Temor inflacionário faz bolsa derreter em curta semana de Carnaval
Piora em expectativas de inflação no Brasil e nos EUA são fontes de tensão; combustíveis devem ser reonerados e expõem dilema no PT
VEJA Mercado | Fechamento da semana | 20/02 a 24/02
Inaugurada pela maior tragédia climática do estado de São Paulo – ao menos dos últimos anos, a semana do último Carnaval mexeu com a emoção dos brasileiros misturando celebração e lamento. Em razão do feriado, o mercado financeiro teve uma semana mais curta, de apenas dois dias e meio. A despeito disso e mesmo sem grandes novidades vindas do governo, a emoção dos investidores também foi aflorada nos últimos dias, com o índice Ibovespa despencando 4,5% entre a quarta-feira de cinzas e a última sexta-feira, 24. A queda se deu em grande medida logo após o término do feriado, com a divulgação do Boletim Focus revelando uma piora considerável nas projeções de inflação para o país. Como apontado pelo documento, os investidores podem esperar uma alta de preços mais alta do que o previsto nos anos de 2023, 2024 e 2025. Mais inflação sinaliza uma provável manutenção ou intensificação da alta de juros, o que torna mais atrativa a retirada de investimentos da bolsa rumo a produtos de renda fixa. Um ingrediente de destaque na piora das projeções econômicas do país é a incerteza quanto ao futuro das metas de inflação do Banco Central (BC), polêmica que marcou uma divisão entre o presidente Luiz Inácio Lula da Silva e Roberto Campos Neto, do BC, em semanas anteriores.

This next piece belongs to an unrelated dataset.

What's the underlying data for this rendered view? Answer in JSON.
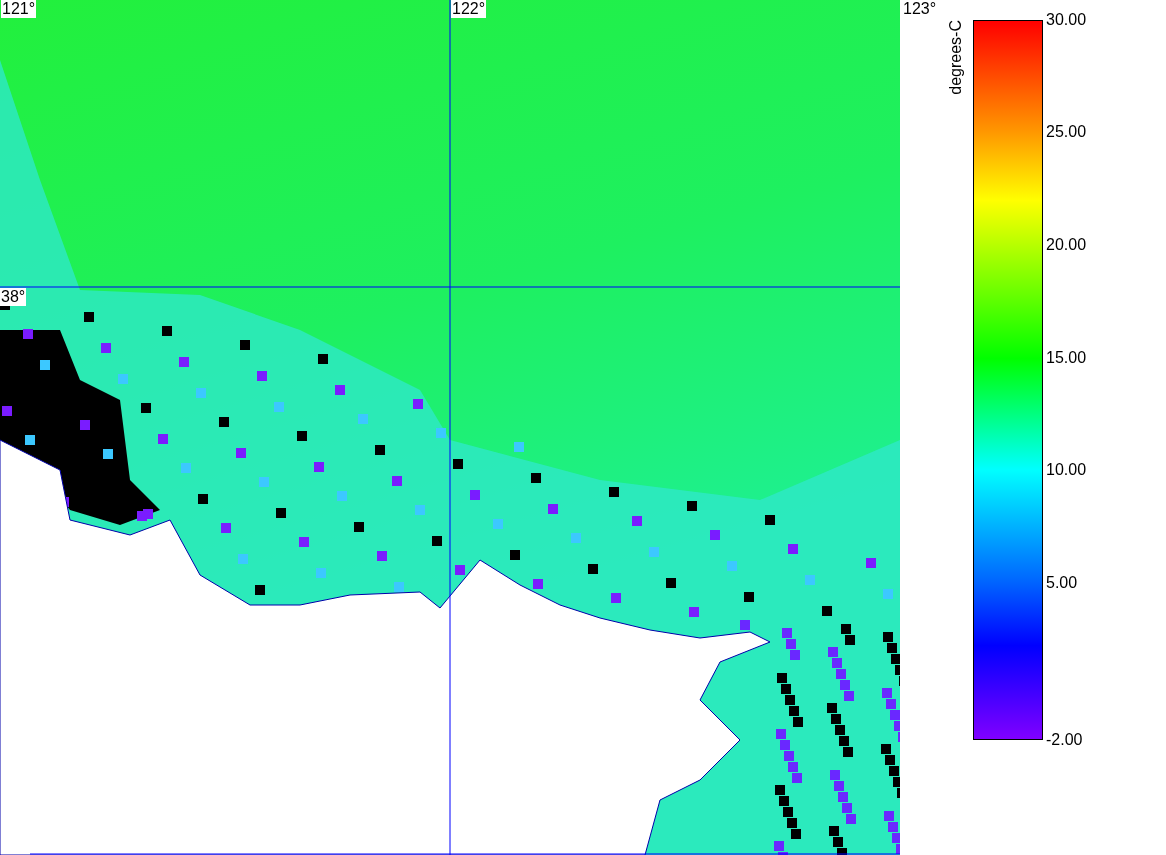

Além dos fatores internos, maus ventos vindos dos Estados Unidos também tiraram o sono de acionistas na última semana. A divulgação do índice de preços de consumo (PCE) intensificou o clima de “terra arrasada” nos mercados, uma vez que a expectativa de uma alta de 0,4% para o mês de janeiro foi superada, ficando em 0,6%. Com isso, o cenário inflacionário dos EUA é deteriorado e, devido ao seu efeito de elevação dos juros, resulta em aversão ao risco e fuga de capital das bolsas de valores. Como ficou mais fácil ter bons rendimentos na renda fixa americana, o câmbio também não escapou dessa equação, com a desvalorização do real frente ao dólar. A moeda americana, que chegou à cotação de 5,12 reais na quinta-feira, encerrou a semana cotada a 5,20 reais.
Durante os dias que seguiram o Carnaval, um fato inusitado também foi fonte de estresse para agentes do mercado. Um caso de doença da “vaca louca” foi confirmado no município de Macapá, no estado do Pará, ocasionando na suspensão da exportação de carne bovina do Brasil para a China. A medida é automática nesse tipo de situação, devido a um protocolo selado entre os dois países. O fato derrubou os papéis de frigoríficos listados na bolsa na última quarta-feira, 22. A Minerva e a BRF sofreram os maiores baques, com quedas de 7,47% e 6,71% em suas ações, respectivamente.
Ficando em segundo plano devido ao Carnaval e às chuvas extremas em São Paulo, a política econômica do governo Lula foi rememorada devido à aproximação de uma data muito aguardada pelo mercado financeiro. Na próxima terça-feira, 28, a desoneração de impostos federais sobre a gasolina e o etanol chegará ao fim. Iniciada no último ano eleitoral pelo governo de Jair Bolsonaro, a medida foi prorrogada em dois meses assim que Lula tomou posse como presidente. Trata-se de uma razão para polêmica dentro do Partido dos Trabalhadores (PT), uma vez que o ministro da Fazenda, Fernando Haddad, já se colocava como contrário à isenção desde antes de ser empossado, enquanto correligionários como Gleisi Hoffmann defendem que a isenção persista além do autorizado. Ao prorrogar a isenção por dois meses, Lula deu mais ouvidos a Gleisi, que não tem cargo no governo, do que ao seu ministro da Fazenda. Resta saber qual lado o presidente irá privilegiar futuramente. Os petistas levam em conta que, se os impostos voltarem na próxima semana, a projeção do mercado para a inflação de 2023 subirá 0,6%, pressionando os tão polêmicos juros do Banco Central autônomo.